Dr. Gonzalez, a vascular surgeon (Dkt. No. 9-5 at 19), completed a treating source statement dated April 28,2020 (Dkt. No. 9-3 at 801-03). Dr. Gonzalez listed a diagnosis of “left lower extremity venous insufficiency.” (Id. at 801). Dr. Gonzalez opined that Plaintiff: (i) could walk half a block without rest; (ii) could sit for 45 minutes or stand for 20 minutes continuously; (iii) could sit or stand-and-walk for less than two hours in an eight-hour workday; (iv) required 15-minute breaks every ten minutes; (v) needed leg elevation with two pillows for an unspecified duration; (vi) did not require an assistive device for standing and walking; (vii) could occasionally lift and carry up to ten pounds of weight; (viii) could handle, finger, and reach for five percent of a workday; (ix) needed to avoid extreme temperatures, high humidity, and various respiratory irritants and chemicals; (x) could not twist, stoop, or climb but could crouch occasionally; and (xi) would be absent from work more than twice a month. (Id at 801-03).

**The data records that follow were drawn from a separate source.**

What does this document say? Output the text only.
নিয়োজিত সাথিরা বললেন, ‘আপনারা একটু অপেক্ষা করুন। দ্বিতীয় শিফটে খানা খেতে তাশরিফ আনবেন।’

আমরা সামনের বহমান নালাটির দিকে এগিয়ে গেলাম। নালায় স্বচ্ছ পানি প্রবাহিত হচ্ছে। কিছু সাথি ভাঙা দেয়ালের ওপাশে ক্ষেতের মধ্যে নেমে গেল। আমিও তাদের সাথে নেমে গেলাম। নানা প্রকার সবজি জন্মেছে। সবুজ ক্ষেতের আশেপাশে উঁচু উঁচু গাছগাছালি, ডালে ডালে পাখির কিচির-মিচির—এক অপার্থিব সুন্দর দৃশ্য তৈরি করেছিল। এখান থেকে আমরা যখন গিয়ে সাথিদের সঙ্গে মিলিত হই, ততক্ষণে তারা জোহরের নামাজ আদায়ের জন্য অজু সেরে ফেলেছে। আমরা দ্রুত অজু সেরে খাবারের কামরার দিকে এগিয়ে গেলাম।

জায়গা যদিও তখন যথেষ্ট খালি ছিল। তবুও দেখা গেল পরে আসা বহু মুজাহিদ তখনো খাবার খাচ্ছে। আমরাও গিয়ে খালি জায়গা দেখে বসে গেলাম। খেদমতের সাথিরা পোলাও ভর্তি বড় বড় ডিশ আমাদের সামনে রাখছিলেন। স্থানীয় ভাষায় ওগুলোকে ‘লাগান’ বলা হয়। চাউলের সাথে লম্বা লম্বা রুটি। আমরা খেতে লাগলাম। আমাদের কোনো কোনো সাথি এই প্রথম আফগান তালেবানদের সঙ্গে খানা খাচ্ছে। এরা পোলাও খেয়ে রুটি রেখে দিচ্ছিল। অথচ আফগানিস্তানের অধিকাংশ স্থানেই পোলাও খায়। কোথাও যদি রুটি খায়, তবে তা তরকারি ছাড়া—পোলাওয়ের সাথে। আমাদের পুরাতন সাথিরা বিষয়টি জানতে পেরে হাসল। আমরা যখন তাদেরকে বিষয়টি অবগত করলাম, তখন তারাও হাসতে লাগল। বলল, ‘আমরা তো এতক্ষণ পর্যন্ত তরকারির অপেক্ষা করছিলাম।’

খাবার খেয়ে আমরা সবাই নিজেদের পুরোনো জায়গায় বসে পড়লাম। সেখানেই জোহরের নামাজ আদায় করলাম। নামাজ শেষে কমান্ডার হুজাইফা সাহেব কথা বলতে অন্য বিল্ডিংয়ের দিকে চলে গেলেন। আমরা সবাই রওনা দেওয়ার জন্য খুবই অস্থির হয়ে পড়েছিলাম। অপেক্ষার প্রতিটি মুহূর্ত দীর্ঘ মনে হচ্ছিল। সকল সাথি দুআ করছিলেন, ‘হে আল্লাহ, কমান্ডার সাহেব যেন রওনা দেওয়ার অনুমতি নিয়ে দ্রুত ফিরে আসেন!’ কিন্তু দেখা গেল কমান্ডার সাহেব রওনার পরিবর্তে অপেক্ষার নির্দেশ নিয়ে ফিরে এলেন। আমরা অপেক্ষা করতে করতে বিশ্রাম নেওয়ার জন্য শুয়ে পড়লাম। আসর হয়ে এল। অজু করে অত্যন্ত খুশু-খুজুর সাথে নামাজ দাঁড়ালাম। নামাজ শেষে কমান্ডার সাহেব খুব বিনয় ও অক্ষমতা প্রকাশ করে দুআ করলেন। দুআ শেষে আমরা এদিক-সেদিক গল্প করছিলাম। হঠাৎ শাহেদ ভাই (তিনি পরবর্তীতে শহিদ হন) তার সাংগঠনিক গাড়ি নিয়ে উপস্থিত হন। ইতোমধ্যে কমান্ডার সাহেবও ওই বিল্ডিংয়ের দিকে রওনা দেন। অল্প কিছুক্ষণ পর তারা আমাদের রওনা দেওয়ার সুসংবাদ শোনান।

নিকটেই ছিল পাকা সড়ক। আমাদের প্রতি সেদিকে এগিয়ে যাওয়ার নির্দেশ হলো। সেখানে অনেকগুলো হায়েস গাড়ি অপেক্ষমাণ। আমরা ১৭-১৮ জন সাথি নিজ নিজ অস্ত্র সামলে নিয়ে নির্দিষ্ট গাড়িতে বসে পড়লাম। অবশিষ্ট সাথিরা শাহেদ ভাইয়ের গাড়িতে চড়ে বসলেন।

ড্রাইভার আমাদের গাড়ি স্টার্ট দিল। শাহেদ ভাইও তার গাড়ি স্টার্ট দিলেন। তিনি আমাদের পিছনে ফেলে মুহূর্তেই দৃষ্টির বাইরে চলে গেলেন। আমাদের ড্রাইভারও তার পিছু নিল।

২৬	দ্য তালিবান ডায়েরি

In addition to the treating physicians' opinions, the following evidence is particularly relevant to the ensuing discussion.

The relevant evidence is grouped according to Plaintiffs ostensible impairments, mirroring the ALJ's approach to analyzing the medical evidence in the record.

Plaintiff has an extensive history of spinal cord problems (see Dkt. No. 9-4 at 241), which were confirmed by MRI results from December 2019 (see id. at 98-100). Plaintiff underwent several surgeries, including lower back surgery in 2010 (Dkt. No. 9-3 at 53) and spinal cord stimulator insertion in 2012 (Dkt. No. 9-4 at 241). In August 2012, nerve tests revealed: (i) nerve problems in the right leg, possibly due to mild damage in the lower back nerve root or as part of a broader nerve condition; (ii) mild nerve issues in the left foot; and (iii) nerve irritation in the left mid-lower back, potentially acute or chronic. (Dkt. No. 9-3 at 221-22). By 2013, Plaintiff was under pain management and was, at one point, prescribed a walker. (Id. at 404, 410). Plaintiff's condition gradually ameliorated thereafter, such that, in July 2013, Dr. Jose G. Dones-Vasquez, Plaintiff's treating orthopedist, advised Plaintiff to “stay active” and that “since there [were] no structural pat[h]ologies[,] eventually he [would] get better[.]” (Id. at 401). Plaintiff's ambulation largely remained within the normal range. (Id. at 335, 339, 422, 470, 479, 482, 493, 549, 551-52, 554-55, 562, 659-62, 673-75, 684, 775-77; Dkt. No. 9-4 at 5-42, 128-29, 131-54, 224, 362-64, 379, 402-04, 427-28, 430-31, 433-34, 446-48, 459-60, 462-64, 493-94). Even where he did exhibit gait disturbance or decreased sensation in the lower extremities, there was no indication that Plaintiff ambulated with substantial difficulty. (See, e.g., Dkt. No. 9-3 at 224, 484, 487, 490, 500, 649-51).

Plaintiff also has a history of neck pain and restricted range of motion. MRI results from 2010 and 2012 showed degenerative changes and disc issues at various levels. (See Dkt. No. 9-3 at 8, 247, 264-65). In late 2012, he was diagnosed with a herniated cervical disc and chronic pain syndrome, for which he received pain medication and steroid injections. (See id. at 194202). In January 2013, he underwent neck fusion surgery. (Id. at 323). At a post-operative visit the next month, he reported reduced pain with some residual soreness. (Id. at 321).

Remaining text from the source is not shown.